まちづくり建設計画における財政計画策定は、地方交付金が合併人口本来の額となる平成32年度で運営できる自治体規模を想定し、人員計画、事業計画を策定すべきである。
 合併すれば10年間は交付税を保証すると言い、その10年間の財政計画だけで良いとする国の方針には、明らかな地方への騙しがあり、阿波市の新市建設計画における財政計画にも、実際の運営時には変更しなければならない部分が多々あります。
 国の財政状況はますます悪化するでしょうから、地方への締め付けも当初の想定よりも早まることは間違いないでしょう。各種継続事業の精査は、すぐに始めなければなりません。


現在514人(4町合計)の職員数は15年後には300〜330人規模を目指す必要がある。
 
4分の1方式(職員が4人辞めたとき、1人のみ採用する)の厳守は当然であり、端数切り捨てで採用を控え、少数精鋭、多能職員養成が求められるとともに、専門性が求められる分野にはエキスパートの確保という、二面性を持った人事構成が必要でしょう。
 また地域間格差を無視した人事院勧告により生じた官民給与格差の見直しも、地方の実情に合わせたものに変える必要があります。

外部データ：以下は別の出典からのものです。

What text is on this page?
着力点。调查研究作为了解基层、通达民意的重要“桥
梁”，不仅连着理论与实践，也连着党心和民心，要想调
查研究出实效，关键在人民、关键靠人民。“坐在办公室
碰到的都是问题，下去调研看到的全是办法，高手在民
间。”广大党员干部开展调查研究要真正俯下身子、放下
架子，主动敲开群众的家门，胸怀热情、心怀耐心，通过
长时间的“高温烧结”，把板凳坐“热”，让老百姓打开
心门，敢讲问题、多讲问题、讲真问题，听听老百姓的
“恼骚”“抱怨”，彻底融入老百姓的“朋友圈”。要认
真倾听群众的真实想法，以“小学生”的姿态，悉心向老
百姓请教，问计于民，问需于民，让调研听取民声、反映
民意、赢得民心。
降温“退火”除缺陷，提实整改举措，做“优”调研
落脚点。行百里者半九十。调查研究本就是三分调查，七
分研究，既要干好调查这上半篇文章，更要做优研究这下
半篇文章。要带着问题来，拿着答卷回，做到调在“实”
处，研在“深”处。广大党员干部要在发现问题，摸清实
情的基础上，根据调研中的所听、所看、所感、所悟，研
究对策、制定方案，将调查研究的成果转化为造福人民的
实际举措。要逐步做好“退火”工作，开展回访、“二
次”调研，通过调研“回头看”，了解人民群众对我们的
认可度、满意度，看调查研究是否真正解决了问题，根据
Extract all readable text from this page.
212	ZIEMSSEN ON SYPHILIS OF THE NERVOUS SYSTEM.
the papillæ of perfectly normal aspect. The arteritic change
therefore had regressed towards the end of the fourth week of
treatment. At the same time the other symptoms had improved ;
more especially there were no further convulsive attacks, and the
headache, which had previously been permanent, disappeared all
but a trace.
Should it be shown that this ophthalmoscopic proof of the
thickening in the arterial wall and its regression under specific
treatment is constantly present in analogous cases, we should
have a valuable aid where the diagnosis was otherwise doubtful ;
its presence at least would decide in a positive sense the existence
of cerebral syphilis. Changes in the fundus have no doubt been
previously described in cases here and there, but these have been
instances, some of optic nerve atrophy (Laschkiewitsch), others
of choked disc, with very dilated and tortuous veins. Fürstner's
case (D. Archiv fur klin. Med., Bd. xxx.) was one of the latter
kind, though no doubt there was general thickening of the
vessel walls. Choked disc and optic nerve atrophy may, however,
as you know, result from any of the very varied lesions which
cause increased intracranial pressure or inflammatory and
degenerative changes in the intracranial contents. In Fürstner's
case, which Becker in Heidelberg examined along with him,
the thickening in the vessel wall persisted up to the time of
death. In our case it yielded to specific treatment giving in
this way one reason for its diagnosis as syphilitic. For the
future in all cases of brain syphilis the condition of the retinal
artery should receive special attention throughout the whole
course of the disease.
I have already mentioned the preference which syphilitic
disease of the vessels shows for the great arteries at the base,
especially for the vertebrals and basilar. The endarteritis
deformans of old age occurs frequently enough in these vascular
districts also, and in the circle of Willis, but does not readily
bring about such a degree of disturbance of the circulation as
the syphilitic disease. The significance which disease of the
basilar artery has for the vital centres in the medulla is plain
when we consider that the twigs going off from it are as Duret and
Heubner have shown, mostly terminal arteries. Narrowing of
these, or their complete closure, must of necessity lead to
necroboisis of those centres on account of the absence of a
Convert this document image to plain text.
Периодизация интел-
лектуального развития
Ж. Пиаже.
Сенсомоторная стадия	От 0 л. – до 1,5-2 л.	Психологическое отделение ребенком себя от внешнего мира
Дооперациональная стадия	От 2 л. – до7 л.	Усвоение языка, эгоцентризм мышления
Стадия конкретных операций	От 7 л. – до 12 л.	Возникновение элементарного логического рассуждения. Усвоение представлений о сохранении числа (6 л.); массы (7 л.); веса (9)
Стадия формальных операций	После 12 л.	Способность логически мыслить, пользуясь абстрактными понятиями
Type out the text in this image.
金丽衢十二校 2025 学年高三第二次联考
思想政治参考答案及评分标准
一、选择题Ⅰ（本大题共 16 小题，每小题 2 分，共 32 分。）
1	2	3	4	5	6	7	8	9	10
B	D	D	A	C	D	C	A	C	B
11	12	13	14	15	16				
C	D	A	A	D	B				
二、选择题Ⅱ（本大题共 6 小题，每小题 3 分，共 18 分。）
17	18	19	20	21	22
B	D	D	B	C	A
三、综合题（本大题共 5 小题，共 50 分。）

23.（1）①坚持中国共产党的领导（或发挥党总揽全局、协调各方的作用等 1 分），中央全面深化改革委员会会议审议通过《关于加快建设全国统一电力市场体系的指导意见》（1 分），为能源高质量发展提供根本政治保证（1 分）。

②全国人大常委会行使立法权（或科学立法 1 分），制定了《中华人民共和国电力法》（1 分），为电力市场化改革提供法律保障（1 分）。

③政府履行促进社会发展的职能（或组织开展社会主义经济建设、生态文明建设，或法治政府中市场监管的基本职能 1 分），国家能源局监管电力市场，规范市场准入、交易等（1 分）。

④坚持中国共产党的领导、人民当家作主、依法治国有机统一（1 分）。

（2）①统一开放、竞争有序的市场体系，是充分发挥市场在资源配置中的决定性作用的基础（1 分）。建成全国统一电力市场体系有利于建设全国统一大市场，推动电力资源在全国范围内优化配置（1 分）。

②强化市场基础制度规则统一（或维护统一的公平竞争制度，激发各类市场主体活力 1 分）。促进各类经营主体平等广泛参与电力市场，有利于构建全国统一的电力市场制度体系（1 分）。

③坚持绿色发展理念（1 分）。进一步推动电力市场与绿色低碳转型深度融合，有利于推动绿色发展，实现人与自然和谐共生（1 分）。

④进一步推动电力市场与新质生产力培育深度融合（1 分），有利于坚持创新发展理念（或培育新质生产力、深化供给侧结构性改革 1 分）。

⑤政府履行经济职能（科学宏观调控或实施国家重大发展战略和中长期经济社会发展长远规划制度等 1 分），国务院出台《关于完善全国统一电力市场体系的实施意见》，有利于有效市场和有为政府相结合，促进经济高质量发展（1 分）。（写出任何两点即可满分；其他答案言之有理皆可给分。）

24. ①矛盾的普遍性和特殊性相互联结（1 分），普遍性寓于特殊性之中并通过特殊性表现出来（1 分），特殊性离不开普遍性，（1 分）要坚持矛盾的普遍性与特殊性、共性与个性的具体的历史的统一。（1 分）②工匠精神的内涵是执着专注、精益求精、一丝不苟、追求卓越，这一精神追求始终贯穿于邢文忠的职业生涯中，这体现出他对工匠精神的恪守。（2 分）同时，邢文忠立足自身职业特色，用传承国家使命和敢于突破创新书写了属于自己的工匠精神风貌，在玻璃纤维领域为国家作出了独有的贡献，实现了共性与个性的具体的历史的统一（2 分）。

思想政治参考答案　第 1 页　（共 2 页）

ゴミ、給食、保育、老人施設等で民営化できるものは民営化を促進しなければならない。
 
現在よりも将来予測から、各種事業を業として成り立つかどうかの視点で見直し、行政がやるべきこと、民間へアウトソーシングすべきものを厳しく問い直し、事なかれ主義からの現状維持では無く、民間委託を積極的に検討すべき時代だと考えます。

行政評価制度を導入し費用対効果を厳しく追及する姿勢と各事項の達成時間を明確にした行政事務の効率化を図らねばならない。
 
民間であれば当たり前の費用対効果測定が、自分の金でないとの意識からでしょうか行政では甘いものがあります。また、時間と費用との関係も厳しく見直すことが求められます。

民間資金の導入を促進し、PFI活用を積極的に行うとともに、各種事業に於いて行政は主にイニシアルコストの負担、民間はランニングコストを負担することで資金の有効活用を図る。
 各種行政施設の運営システムも、根本的に問い直すべき時が来ています。施設建設は行政が行い、運営と管理は民間に任せるということも検討すべきでしょう。

民間活力導入のためには、行政の徹底したディスクロージャー(情報公開)が必要である。
 情報開示の徹底は、市民の役割と責任も明確にすることに繋がり、行政自体も今までのような住民からの一方的攻撃から解き放たれることになり、より自由な議論を進めることが可能になります。
 今までのような「お上意識」を捨て、受け身でなく、自分のこととして主体的に、行政を見ることが阿波市民には求められます。

 今回の合併による阿波市発足は、自治体改革の出発点であるとともに、新しい「まちづくり」の出発点でもあります。